Although (or because) OmegaT displays those tags, translating such texts while keeping the formatting is very time consuming. Furthermore, those redundant tags just do not conform to the idea of translation memories, thus making the usage of CAT-tools difficult.
It looks like that:
Code: Select all
Nabídky<f0> </f0>z menu<f1> </f1>pro<f2> </f2>překlad<f3> </f3>(nejlépe<f4> </f4>ve<f5> </f5>všech<f6> </f6>jazycích)
Code: Select all
<text:h text:style-name="Heading_20_1" text:outline-level="1">
Nabídky
<text:span text:style-name="T1"> </text:span>
z menu
<text:span text:style-name="T1"> </text:span>
pro
<text:span text:style-name="T1"> </text:span>
překlad
<text:span text:style-name="T1"> </text:span>
(nejlépe
<text:span text:style-name="T1"> </text:span>
ve
<text:span text:style-name="T1"> </text:span>
všech
<text:span text:style-name="T1"> </text:span>
jazycích)
</text:h>
Now my idea is if someone would be able to create a macro which does that job automatically so I can run it over a whole document. Although I can imagine the logic required to program such a macro I do not have sufficient programming skills to realize this myself.
So if someone would be willing and able to cooperate with me or at least provide an initial macro code I would be more than happy.
Update:
I fixed my particular problem the easy way.

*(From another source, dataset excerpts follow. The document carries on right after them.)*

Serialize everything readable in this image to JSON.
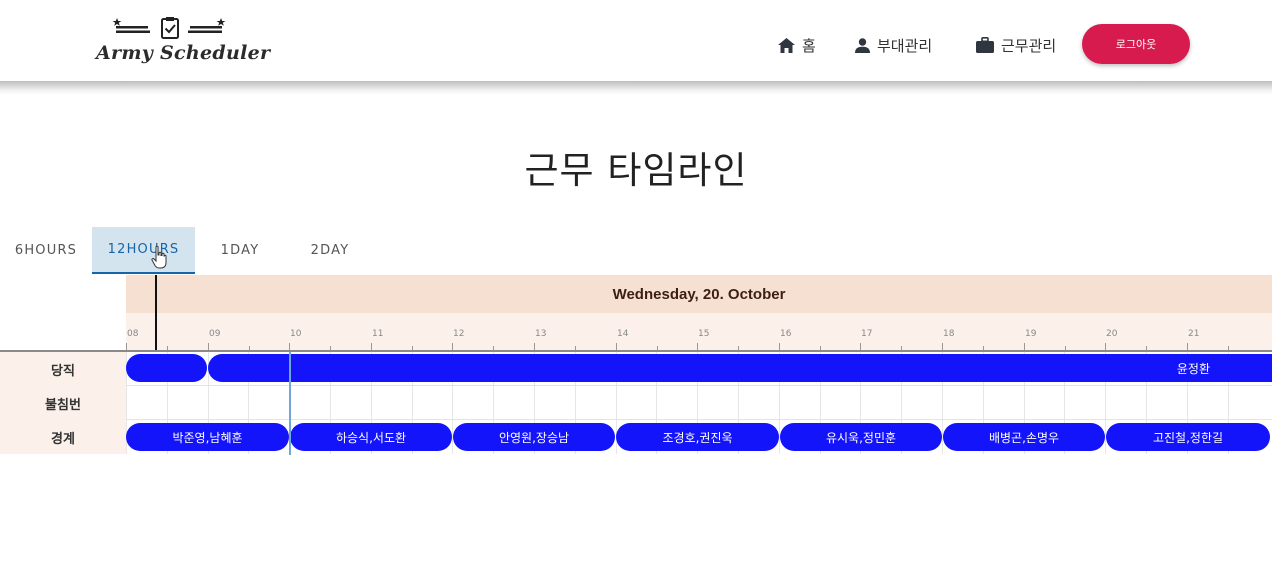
{
  "nav": {
    "logo_text": "Army Scheduler",
    "items": [
      {
        "label": "홈",
        "icon": "home-icon"
      },
      {
        "label": "부대관리",
        "icon": "person-icon"
      },
      {
        "label": "근무관리",
        "icon": "briefcase-icon"
      }
    ],
    "logout_label": "로그아웃"
  },
  "page": {
    "title": "근무 타임라인"
  },
  "tabs": [
    {
      "label": "6HOURS",
      "active": false
    },
    {
      "label": "12HOURS",
      "active": true
    },
    {
      "label": "1DAY",
      "active": false
    },
    {
      "label": "2DAY",
      "active": false
    }
  ],
  "timeline": {
    "date_label": "Wednesday, 20. October",
    "hours": [
      "08",
      "09",
      "10",
      "11",
      "12",
      "13",
      "14",
      "15",
      "16",
      "17",
      "18",
      "19",
      "20",
      "21"
    ],
    "rows": [
      {
        "label": "당직",
        "items": [
          {
            "label": ""
          },
          {
            "label": "윤정환"
          }
        ]
      },
      {
        "label": "불침번",
        "items": []
      },
      {
        "label": "경계",
        "items": [
          {
            "label": "박준영,남혜훈"
          },
          {
            "label": "하승식,서도환"
          },
          {
            "label": "안영원,장승남"
          },
          {
            "label": "조경호,권진욱"
          },
          {
            "label": "유시욱,정민훈"
          },
          {
            "label": "배병곤,손명우"
          },
          {
            "label": "고진철,정한길"
          }
        ]
      }
    ]
  },
  "colors": {
    "accent": "#d81b4e",
    "bar": "#1414fb",
    "active_tab": "#1565a8",
    "header_bg": "#f6e0d2"
  }
}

From reading several forums I realized that LibreOffice 3.4 has a bug similar to the weird MS Office behaviour, thus putting tags around every single word. So I just used LibreOffice 3.3 to open the doc-file and save it as odt. All redundant tags are gone and I can now work on the file easily. BTW, Abiword did not do the job, it was unable to import the graphics and did not keep the page layout.
I still leave this topic unsolved, because it would be nice to have an OpenOffice version of that Codezapper script.